Essentially, my integrands look the same but the limits are flipped, which means that the signs are different. But doesn't the original equation mean something along the lines of "the potential at b with respect to a", which means that changing the coordinates of the positive and negative plates shouldn't change the answer?

Some clarification is greatly appreciated!

Homework Equations

The Attempt at a Solution

 

[haruspex]

which means that changing the coordinates of the positive and negative plates shouldn't change the answer?

I followed it all until that step.
Perhaps you need to be careful with what you mean by "the potential at a" etc.
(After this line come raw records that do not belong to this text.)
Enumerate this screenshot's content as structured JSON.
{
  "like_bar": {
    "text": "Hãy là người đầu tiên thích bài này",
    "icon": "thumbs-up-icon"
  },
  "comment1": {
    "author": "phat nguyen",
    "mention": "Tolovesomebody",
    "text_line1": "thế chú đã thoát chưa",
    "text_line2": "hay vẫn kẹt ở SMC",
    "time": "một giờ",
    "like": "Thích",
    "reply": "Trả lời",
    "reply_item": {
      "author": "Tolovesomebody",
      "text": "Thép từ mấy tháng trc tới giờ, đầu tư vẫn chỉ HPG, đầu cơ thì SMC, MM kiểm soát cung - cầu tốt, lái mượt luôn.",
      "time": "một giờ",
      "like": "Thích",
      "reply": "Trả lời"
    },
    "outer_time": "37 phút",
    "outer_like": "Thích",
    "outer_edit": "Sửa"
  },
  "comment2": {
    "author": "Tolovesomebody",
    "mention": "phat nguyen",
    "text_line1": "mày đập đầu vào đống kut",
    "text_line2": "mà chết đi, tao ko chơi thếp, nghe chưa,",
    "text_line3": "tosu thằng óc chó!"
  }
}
Are you thinking of that as a point in space or the position of "plate A"? Are you being inconsistent about that?

 

[WWCY]

Thank you for the response

I followed it all until that step.
Perhaps you need to be careful with what you mean by "the potential at a" etc. Are you thinking of that as a point in space or the position of "plate A"? Are you being inconsistent about that?

Apologies, let me try to rephrase the whole thing a bit. What I meant was "potential of a capacitor plate at point b, with respect to the potential of another capacitor plate at point a". So for example, I could have a plate at $z = 3$ lying parallel to the $xy$ plane, and another plate at $z=0$ that lies on the $xy$ plane.

Say the plate on top is with positive charge. My potential difference integral would look like
$$\Delta V = -\int_{0}^{3} E (-\hat{z}) \cdot dz(\hat{z})$$
since field points in $-\hat{z}$ and the integral path is in $\hat{z}$ from the (-) plate to the (+) plate. But if I decide that the bottom plate should be positive, and the top negative,
$$\Delta V = -\int_{3}^{0} E (\hat{z}) \cdot dz(-\hat{z})$$
which gave me the sign error. I would expect potential of the (+) plate to always be positive w.r.t the (-) one. What am I getting wrong here?

Thank you for your assistance!

 

[Dr Dr news]

By definition the direction of the electric field is the direction of the force on a positive test charge so in a two-plate capacitor, the electric field is always directed from the positive plate to the negative plate. If you are consistent in the algebraic sign of your coordinate axis, the difference in potential should be consistent.

 

[haruspex]

which gave me the sign error

ok, I see the problem; it's the $dz(-\hat z)$. There is no basis for the minus sign.
if you switch the sign on dz as well as switching the bounds then nothing changes. If you think of the integral as a sum, all you have done is reversed the order of summation. This done not change the sign of the result. So for the reversed limits to have the desired effect you must leave dz as positive.

 

[WWCY]

Thank you both for the replies

ok, I see the problem; it's the $dz(-\hat z)$. There is no basis for the minus sign.
if you switch the sign on dz as well as switching the bounds then nothing changes. If you think of the integral as a sum, all you have done is reversed the order of summation. This done not change the sign of the result. So for the reversed limits to have the desired effect you must leave dz as positive.

Is this to say that the direction of path is determined by integral limits, while the "axis" along which I integrate is defined by $d\vec{l}$? Also, am I right to assume that this applies to line integrals in general?

Thank you.

 

[haruspex]

am I right to assume that this applies to line integrals in general?

It applies to integrals in general.
$\int_a^bf(x).dx=-\int_b^af(x).dx=\int_b^af(x).(-dx)$
So reversing the bounds and switching the sign on the dx has no net effect, but you intended a different result - namely, P_a-P_b instead of P_b-P_a.